The Association for Computing Machinery (ACM) has named Thomas Cortina, assistant dean for undergraduate education in the School of Computer Science, one of 62 computer scientists worldwide to be recognized this year as Distinguished Members for their outstanding contributions. All 2019 inductees are longstanding ACM members and were selected as Distinguished Members by their peers for a range of accomplishments that have contributed to technologies that underpin how we live, work and play. Cortina is one of nine members selected for their educational contributions to computing. A faculty member since 2004, Cortina became assistant dean in 2012, overseeing a rapid expansion of the undergraduate program. He helped launch the popular CS4HS workshop for computer science high school teachers, and ACTIVATE workshops for science, technology, engineering and math teachers in the Pittsburgh region. Prior to joining CMU, Cortina taught for a combined 16 years at Polytechnic University in Brooklyn, New York, and at Stony Brook University. He has been active in ACM's Special Interest Group in Computer Science Education (SIGCSE) and currently serves on the ACM's Education Advisory Committee.
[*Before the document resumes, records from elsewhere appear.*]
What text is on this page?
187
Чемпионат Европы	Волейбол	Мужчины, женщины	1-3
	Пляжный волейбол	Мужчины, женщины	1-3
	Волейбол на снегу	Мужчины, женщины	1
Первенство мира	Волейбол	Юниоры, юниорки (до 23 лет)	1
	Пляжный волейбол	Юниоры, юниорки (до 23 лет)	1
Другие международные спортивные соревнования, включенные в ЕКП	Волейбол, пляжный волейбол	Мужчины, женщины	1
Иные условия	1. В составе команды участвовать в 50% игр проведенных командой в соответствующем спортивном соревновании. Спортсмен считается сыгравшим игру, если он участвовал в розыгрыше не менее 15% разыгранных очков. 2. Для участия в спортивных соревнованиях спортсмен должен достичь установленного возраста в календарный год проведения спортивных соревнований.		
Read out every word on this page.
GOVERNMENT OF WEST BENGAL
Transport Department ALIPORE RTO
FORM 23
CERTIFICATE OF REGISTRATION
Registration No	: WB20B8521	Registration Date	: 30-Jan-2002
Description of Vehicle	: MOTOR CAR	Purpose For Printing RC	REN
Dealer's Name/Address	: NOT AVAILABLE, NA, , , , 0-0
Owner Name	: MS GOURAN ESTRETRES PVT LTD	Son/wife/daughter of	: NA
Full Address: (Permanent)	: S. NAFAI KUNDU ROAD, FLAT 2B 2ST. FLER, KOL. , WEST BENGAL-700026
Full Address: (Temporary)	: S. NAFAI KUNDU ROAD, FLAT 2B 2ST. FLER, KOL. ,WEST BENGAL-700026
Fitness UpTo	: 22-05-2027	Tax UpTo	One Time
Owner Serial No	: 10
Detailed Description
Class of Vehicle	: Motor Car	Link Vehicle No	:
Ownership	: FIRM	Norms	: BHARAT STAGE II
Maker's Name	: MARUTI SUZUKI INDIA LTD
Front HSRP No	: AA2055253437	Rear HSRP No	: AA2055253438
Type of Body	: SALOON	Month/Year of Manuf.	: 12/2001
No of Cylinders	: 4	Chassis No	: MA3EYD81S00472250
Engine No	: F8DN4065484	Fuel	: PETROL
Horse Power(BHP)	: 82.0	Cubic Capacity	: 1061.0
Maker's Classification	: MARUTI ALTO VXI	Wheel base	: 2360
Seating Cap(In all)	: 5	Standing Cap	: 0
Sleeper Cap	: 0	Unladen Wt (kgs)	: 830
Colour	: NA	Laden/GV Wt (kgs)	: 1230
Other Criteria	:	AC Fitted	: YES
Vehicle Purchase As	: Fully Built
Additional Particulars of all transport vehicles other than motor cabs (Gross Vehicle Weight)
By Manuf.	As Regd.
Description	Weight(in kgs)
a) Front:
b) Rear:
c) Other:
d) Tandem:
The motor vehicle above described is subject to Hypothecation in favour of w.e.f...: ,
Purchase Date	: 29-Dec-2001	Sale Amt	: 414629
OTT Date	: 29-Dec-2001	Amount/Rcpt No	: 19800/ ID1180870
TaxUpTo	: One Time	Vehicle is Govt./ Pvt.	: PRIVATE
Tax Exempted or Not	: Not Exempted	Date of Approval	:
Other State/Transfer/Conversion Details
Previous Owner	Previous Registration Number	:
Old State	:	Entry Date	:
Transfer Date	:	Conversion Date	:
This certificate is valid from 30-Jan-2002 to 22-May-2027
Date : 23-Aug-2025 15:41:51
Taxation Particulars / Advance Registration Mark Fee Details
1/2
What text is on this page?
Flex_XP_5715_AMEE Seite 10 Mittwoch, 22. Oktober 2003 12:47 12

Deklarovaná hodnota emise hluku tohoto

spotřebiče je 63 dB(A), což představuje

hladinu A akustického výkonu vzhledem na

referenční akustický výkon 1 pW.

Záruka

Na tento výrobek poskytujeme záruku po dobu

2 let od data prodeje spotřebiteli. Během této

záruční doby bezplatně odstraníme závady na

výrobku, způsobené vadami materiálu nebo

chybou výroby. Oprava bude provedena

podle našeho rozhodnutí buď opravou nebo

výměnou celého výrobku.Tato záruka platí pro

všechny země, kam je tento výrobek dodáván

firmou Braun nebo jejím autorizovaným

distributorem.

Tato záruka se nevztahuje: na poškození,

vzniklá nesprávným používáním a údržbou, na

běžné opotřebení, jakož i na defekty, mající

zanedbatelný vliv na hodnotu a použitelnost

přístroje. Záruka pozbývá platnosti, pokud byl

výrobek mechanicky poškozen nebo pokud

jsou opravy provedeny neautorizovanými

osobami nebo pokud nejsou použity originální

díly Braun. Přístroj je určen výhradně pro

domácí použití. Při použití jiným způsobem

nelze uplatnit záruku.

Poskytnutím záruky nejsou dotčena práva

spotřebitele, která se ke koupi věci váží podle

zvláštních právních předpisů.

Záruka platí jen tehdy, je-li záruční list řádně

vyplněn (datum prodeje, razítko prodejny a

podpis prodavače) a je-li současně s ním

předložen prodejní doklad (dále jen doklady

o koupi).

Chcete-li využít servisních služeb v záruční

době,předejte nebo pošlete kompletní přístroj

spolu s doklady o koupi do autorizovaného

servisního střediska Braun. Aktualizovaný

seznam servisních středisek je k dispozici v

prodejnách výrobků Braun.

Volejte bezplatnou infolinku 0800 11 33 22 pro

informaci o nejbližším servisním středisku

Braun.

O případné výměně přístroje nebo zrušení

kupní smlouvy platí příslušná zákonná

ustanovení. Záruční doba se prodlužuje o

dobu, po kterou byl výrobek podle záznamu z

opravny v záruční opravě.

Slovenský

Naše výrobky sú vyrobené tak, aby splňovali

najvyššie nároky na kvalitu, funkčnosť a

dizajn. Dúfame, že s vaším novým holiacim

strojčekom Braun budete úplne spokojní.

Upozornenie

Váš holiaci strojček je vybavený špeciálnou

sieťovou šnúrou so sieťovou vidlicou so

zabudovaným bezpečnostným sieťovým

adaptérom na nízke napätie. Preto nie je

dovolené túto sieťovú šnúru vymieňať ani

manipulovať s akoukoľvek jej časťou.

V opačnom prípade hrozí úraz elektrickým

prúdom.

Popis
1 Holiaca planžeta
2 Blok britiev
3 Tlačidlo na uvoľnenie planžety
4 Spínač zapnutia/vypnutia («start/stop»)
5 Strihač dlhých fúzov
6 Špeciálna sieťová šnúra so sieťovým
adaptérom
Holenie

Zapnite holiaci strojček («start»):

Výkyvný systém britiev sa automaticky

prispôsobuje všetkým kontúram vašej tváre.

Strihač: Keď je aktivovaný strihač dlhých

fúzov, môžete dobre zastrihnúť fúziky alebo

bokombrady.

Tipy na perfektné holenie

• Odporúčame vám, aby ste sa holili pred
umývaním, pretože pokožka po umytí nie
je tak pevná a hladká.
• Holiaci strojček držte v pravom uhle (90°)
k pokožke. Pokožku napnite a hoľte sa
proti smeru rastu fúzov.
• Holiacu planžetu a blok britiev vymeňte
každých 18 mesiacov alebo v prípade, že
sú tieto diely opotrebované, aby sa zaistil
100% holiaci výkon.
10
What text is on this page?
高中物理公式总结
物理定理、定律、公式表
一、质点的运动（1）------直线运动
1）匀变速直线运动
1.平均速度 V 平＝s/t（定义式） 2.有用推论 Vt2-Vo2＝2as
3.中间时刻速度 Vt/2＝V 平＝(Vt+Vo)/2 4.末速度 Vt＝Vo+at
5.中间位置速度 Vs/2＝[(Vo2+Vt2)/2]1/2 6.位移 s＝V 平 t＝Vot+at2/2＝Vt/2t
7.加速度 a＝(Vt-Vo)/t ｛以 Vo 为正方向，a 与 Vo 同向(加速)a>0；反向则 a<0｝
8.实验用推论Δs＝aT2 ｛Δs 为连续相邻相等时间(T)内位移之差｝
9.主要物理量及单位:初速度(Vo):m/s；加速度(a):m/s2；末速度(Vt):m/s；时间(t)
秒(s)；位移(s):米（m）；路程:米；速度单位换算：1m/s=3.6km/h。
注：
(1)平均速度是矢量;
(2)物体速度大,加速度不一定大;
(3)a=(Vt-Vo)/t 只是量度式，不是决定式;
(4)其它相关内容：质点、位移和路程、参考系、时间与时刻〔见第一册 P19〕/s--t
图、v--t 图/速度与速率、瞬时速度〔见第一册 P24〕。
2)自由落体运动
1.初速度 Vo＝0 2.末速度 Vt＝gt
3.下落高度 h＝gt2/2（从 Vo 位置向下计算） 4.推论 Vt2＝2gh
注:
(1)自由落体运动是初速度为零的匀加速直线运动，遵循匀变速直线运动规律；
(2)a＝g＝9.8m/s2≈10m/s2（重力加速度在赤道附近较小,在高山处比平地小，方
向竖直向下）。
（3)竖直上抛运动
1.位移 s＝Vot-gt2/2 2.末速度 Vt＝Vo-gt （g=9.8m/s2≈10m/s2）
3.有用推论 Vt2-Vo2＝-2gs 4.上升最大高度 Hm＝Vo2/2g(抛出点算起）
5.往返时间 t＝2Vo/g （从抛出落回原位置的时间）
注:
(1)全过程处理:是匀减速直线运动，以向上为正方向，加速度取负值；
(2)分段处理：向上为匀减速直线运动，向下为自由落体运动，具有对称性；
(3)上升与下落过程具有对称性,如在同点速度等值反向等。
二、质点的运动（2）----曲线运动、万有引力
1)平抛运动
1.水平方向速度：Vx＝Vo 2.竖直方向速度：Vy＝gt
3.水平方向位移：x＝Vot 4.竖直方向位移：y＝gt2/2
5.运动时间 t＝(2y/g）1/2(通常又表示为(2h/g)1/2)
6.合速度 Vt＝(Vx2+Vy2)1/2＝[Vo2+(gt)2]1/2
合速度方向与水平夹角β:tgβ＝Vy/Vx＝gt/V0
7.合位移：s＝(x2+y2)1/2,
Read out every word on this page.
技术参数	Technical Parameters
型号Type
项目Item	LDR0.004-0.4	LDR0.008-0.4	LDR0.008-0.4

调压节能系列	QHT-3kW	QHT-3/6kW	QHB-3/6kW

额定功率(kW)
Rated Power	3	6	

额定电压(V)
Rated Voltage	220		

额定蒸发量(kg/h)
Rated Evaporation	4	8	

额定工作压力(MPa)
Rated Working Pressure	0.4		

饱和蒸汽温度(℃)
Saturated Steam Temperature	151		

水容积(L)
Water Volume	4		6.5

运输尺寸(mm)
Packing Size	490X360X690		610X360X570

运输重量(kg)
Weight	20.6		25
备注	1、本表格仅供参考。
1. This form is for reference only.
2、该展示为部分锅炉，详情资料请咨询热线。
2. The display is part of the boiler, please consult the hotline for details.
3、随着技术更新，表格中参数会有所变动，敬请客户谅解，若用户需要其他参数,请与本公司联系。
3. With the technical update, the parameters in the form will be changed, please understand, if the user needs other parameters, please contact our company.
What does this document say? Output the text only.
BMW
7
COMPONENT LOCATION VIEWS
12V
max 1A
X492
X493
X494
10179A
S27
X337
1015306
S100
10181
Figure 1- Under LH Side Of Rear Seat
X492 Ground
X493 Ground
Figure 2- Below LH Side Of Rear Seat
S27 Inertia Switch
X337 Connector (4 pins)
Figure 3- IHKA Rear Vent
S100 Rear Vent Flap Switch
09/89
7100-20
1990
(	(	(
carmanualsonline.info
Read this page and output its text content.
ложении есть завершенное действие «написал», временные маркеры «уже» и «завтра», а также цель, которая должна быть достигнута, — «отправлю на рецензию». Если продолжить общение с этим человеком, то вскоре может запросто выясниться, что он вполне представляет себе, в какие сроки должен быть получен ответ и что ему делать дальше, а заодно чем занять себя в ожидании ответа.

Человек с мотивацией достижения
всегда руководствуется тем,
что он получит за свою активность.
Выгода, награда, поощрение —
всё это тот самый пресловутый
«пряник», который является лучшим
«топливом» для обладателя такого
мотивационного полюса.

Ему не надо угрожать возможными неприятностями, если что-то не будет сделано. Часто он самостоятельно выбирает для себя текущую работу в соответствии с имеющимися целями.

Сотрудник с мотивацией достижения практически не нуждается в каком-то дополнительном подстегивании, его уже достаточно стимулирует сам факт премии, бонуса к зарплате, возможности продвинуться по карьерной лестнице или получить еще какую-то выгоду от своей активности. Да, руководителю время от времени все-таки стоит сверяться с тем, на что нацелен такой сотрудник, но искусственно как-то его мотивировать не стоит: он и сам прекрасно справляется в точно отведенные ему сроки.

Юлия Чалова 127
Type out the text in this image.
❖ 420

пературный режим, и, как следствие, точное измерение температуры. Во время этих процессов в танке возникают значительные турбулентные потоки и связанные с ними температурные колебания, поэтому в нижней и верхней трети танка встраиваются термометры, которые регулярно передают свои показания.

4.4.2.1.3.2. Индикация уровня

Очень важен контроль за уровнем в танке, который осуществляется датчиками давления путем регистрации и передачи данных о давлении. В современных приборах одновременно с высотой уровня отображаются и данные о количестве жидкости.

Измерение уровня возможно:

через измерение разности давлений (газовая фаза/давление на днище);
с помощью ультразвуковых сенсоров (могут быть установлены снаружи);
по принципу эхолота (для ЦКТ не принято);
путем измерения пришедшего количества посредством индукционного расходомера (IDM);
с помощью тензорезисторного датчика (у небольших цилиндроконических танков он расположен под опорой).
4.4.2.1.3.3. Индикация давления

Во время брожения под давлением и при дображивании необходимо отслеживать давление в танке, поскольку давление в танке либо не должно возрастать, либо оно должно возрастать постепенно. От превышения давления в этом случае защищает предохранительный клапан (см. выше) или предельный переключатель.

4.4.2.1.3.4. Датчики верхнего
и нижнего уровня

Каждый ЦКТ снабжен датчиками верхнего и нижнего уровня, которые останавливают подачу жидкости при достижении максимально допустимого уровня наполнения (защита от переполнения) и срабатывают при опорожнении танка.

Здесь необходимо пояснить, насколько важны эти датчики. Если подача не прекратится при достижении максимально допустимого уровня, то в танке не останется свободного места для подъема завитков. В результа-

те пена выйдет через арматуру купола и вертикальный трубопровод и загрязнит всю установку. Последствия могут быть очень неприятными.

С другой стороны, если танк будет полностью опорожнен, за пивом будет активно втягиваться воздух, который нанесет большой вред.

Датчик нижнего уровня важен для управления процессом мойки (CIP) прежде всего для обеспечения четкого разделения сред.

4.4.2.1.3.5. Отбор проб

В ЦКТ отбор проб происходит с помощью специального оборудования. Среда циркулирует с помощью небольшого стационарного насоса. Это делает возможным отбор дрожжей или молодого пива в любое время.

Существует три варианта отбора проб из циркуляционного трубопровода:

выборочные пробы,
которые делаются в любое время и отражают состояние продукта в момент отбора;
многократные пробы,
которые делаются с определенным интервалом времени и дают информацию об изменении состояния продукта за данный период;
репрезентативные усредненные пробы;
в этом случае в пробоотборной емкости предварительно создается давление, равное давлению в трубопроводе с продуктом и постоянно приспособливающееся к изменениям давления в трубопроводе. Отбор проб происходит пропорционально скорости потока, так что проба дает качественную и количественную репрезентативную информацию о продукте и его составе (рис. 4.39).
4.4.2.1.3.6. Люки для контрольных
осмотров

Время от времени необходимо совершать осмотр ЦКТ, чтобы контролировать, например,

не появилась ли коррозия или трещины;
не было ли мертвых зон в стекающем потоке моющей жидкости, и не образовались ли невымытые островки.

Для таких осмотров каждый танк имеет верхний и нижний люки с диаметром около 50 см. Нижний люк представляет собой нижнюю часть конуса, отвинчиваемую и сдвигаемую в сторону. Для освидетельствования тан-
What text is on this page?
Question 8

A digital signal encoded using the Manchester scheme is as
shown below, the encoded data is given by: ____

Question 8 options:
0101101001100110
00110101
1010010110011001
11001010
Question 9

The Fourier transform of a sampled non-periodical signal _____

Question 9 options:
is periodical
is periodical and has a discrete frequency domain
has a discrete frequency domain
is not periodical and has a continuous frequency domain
He served on the National Science Foundation's Computer and Information Science and Engineering advisory committee for four years, and was on the advisory board of a joint NSF-College Board project to develop the latest Advanced Placement Computer Science Principles course. "Each year it is our honor to select a new class of Distinguished Members," said ACM President Cherri M. Pancake. "Our overarching goal is to build a community wherein computing professionals can grow professionally and, in turn, contribute to the field and the broader society. We are delighted to recognize these individuals for their contributions to computing, and we hope that the careers of the 2019 ACM Distinguished Members will continue to prosper through their participation with ACM."